2006 HEYWOOD BROUN AWARD

Investigative Reporters and Editors, Inc. The IRE Journal, Nov/Dec 2006

The Newspaper Guild-CWA announces its 2006 HEYWOOD BROUN AWARD

This annual competition is intended to encourage and recognize individual journalistic achievement by members of the working media, particularly if it helps right a wrong or correct an injustice. First consideration will be given to entries on behalf of individuals or teams of no more than two. This, too, is in the spirit of Broun.

Heywood Broun was a crusading columnist for The Tribune and The World in New York from 1912 until his death in 1939. He also wrote frequently for The Nation and The New Republic, as well as Harper's, Bookman, American Mercury and Collier's. He founded the American Newspaper Guild in 1933 and served as its first president.

Although his first love was sports, Broun is best remembered for his reporting on social issues and his passionate championing of the underdog and the disadvantaged. "When a man has a conviction, great or small, about eggs or eternity, he must wear it always in plain sight, pulled down tight upon his forehead," he once wrote. "I see no wisdom in saving up punches for a rainy day."

Broun maintained a steadfast belief that journalists could help right wrongs, especially social ills. "I am a little sick and tired of being classed as soft, bourgeois and sentimental if I say that human brotherhood could solve overnight the problems concerning which men shake their heads and say 'It's too bad but insurmountable'," he wrote in 1933. And in 1939, just a month before his death, he wrote: "I would like to see some columnists do the side streets and the suburbs and chronicle the joys and tragedies of the ordinary run of people."

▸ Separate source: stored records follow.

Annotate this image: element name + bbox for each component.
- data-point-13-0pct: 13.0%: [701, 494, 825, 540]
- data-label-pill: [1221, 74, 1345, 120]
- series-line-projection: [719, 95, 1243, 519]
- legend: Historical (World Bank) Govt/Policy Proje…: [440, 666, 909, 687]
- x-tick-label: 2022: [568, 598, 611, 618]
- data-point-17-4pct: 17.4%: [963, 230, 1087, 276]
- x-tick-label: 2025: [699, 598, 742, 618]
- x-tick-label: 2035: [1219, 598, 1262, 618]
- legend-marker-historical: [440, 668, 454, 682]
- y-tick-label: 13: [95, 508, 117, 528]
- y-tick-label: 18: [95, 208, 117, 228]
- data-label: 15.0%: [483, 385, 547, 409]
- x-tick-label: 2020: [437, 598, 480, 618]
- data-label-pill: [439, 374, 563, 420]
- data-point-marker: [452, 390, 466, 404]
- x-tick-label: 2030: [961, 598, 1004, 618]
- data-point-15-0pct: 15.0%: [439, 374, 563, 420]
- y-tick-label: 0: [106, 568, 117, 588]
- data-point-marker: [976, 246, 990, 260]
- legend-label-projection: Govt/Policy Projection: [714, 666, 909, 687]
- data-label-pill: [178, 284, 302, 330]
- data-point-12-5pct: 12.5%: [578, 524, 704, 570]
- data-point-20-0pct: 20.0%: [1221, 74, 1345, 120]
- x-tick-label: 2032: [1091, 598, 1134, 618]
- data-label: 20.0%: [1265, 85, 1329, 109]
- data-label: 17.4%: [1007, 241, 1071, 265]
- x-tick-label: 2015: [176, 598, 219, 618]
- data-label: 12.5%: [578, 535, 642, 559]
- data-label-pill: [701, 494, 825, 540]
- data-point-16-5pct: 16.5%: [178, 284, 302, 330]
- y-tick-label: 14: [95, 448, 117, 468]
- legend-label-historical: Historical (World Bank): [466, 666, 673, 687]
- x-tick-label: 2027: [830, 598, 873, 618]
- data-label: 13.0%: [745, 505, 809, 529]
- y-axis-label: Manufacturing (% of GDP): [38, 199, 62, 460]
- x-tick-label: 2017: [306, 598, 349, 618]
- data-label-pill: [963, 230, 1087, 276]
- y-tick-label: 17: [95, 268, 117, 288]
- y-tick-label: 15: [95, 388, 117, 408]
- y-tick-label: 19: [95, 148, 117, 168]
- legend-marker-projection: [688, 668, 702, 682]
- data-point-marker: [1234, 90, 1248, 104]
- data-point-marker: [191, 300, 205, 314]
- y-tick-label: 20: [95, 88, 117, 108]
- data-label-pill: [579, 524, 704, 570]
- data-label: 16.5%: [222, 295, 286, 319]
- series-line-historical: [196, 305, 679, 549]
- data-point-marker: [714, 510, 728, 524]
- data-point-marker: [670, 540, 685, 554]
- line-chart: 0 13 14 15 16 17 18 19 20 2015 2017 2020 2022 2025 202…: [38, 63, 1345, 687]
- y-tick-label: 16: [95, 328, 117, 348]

* DEADLINE: Entries must be postmarked no later than Jan. 26, 2007, and must have a clearly legible return address on the package. Entries posted after Jan. 26 will be discarded. Faxed and e-mailed entries will not be accepted.

* AWARD: $5,000, plus two awards of $1,000 for entries of substantial distinction. One of the awards of substantial distinction will be for a broadcast (television or radio) entry. Entries published exclusively on the Internet will be judged as print submissions.

* PUBLICATION DATES: The award will be given for work published or broadcast between Jan. 1 and Dec. 31, 2006.

* ELIGIBILITY: Journalists working on behalf of nonstudent mass media in the United States, Canada and Puerto Rico are eligible, whether Guild members or not; student journalists should seek the Barr Award. Publishers and other employers, or entries on behalf of an entire staff of a publication or employer, are not eligible; neither are entries written or reported by managers. Entries may be submitted by applicants for themselves or by others; however, entrants should note that the judges frown on obviously mass-produced contest entries.

* All entries become property of the award committee.

* REQUIREMENTS: There is no official entry form, nor is there an entry fee. Each newspaper or magazine entry must be submitted in triplicate, one copy of which must be an original tearsheet. Internet entries should be submitted as print-outs, also in triplicate. Broadcast entries shall consist of one copy of a tape (VHS), CD or DVD and three copies of a final script and a summary.

All entries must include:

1. A one-page summary.

2. A separate description of the circumstances under which the work was done and its results.

3. Contact name, phone and e-mail address.

Entries that do not conform to these requirements will not be judged.

* ADDRESS:

Broun Award Committee The Newspaper Guild-CWA 501 Third Street, N.W. Washington. DC 20001-2797

* PHONE: 202-434-7177

* A list of past winners and judges may be seen online at the Guild's website, www.newsguild.org.

* Entries will be acknowledged via postcard. Winners will be notified personally and will be announced in the March, 2007 issue of The Guild Reporter, which also may be read online.

* Awards will be presented at a dinner banquet May 3, 2007 in Washington, D.C.